As the 1960s-born turn into grandparents, they have a totally different set-up now. There are many influential factors at the entry point — most of them are working though close to retirement (some like me had opted for voluntary retirement), their spouses have mostly retired or are just about to retire, their children are in demanding careers with their spouses also holding high-profile jobs, their mothers and mothers-in-law are expecting support in old age (as an entitlement in reciprocation for their assistance earlier). So, it is a story in every family of how this “young grandmother” manages all these challenges and tries her best to be a “super grandmother”.
The young parents these days work with flexible timings, work-from-home days and so on. So, the grandparents are now more or less like chauffeurs. Not working all the time, but need to be there whenever required stretching to durations of any length. They are supposedly a lot smarter, tech-savvy and can even drive. So a considerable load is supposedly taken off the new parents’ shoulders.
The grandparents have some strong thoughts at the base of their minds: “my child has a good career and I want to support him or her as much as possible; I had been a super mom when I was working and can definitely continue so now...”
But the reality is different. Their parents were strong in their mid- and late-fifties, thanks to the organic food and pollution-free life in their early years, the rigour in their regimen and lack of work-related stress. Naturally, they lose heavily on this count.

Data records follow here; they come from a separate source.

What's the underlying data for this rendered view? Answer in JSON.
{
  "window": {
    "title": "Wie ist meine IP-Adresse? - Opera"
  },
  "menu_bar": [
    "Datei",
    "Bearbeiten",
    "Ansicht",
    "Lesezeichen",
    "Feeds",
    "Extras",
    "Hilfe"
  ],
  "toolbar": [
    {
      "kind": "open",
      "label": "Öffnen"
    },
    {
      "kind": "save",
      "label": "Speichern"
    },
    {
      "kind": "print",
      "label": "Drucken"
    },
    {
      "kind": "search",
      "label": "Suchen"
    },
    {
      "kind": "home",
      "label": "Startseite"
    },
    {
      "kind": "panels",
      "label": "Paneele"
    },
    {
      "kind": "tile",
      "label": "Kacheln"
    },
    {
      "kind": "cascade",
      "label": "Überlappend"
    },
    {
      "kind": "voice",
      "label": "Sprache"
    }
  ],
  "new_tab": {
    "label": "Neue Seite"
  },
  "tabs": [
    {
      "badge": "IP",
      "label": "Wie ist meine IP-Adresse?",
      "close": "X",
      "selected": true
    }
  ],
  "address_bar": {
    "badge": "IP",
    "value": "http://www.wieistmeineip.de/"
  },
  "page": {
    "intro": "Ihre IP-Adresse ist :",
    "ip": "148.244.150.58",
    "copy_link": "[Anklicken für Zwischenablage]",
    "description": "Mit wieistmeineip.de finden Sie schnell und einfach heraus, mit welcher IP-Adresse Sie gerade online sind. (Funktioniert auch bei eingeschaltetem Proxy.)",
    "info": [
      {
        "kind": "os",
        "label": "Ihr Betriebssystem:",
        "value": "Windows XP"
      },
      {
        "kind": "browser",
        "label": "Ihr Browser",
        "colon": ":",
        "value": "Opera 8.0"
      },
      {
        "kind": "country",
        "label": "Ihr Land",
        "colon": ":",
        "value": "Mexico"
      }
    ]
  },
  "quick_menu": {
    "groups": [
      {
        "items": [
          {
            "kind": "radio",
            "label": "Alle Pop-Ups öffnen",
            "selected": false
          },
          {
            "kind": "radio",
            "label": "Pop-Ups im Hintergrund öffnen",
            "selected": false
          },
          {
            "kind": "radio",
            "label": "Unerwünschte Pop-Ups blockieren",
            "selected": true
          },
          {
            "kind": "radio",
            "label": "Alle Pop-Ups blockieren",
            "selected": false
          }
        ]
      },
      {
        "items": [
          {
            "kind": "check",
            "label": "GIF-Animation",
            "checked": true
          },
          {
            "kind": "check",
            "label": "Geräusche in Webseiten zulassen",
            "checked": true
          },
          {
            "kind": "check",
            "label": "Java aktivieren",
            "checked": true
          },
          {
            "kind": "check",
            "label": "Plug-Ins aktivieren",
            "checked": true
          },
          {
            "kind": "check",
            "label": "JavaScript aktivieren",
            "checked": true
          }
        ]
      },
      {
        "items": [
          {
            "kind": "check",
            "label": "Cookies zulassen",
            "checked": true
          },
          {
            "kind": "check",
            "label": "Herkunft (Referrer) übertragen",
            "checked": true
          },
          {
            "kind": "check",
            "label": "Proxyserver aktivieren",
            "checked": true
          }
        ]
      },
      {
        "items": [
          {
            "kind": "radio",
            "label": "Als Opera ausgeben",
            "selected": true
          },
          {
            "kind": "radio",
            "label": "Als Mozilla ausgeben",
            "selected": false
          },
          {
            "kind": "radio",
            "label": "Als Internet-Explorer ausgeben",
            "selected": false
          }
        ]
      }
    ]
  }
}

They start their duties with a nearly worn-out physique, thanking their stars if they could stay off medicines.
Not only that, the seniors, or parents of the new grandparents, were comfortable with most developments in childhood and hence had less stress while caring for the grandchildren. However, with limited exposure, the juniors are not fully conversant with many aspects of the growth of a child and this invariably shakes their confidence off and on. Every issue turns out to be an internal tornado — paediatric advice, suggestion from peers, advice from seniors (if alive and sane), search results from Google, stand taken by the new parents coming in from different directions.
But there is a huge consolation — so much can be outsourced these days. Right in the beginning, if a junior granny is not aware of giving bath to an infant, call for help. If the physique refuses to cooperate in the daily routine, engage a full-time maid. If storytelling is not a comfortable forte, enrol the children in “story sessions” by “professional storytellers” (there are storytelling workshops for mothers and grandmothers too). If traditional games, slokas, classical music have to be taught, there are specific centres for that too. Of course, the smart juniors can definitely take their grandchildren from place to place to give a wholesome experience. In the process, we forget that all these were from one source — the grandmother — until the previous generation.
Parenting is instinctive. Some species such as elephants living in herds may have grandparents too playing some role. But it is only in the human species that grandparenting is as impactful as parenting. Again grandparenting is instinctive too. Despite all the differences between generations, it is a fact that the bonding of a baby boomer with his or her grandchildren will be no different from that previous generations enjoyed. And the joy a Gen Y or Gen Z grandchild gives to his or her grandparents is no different too.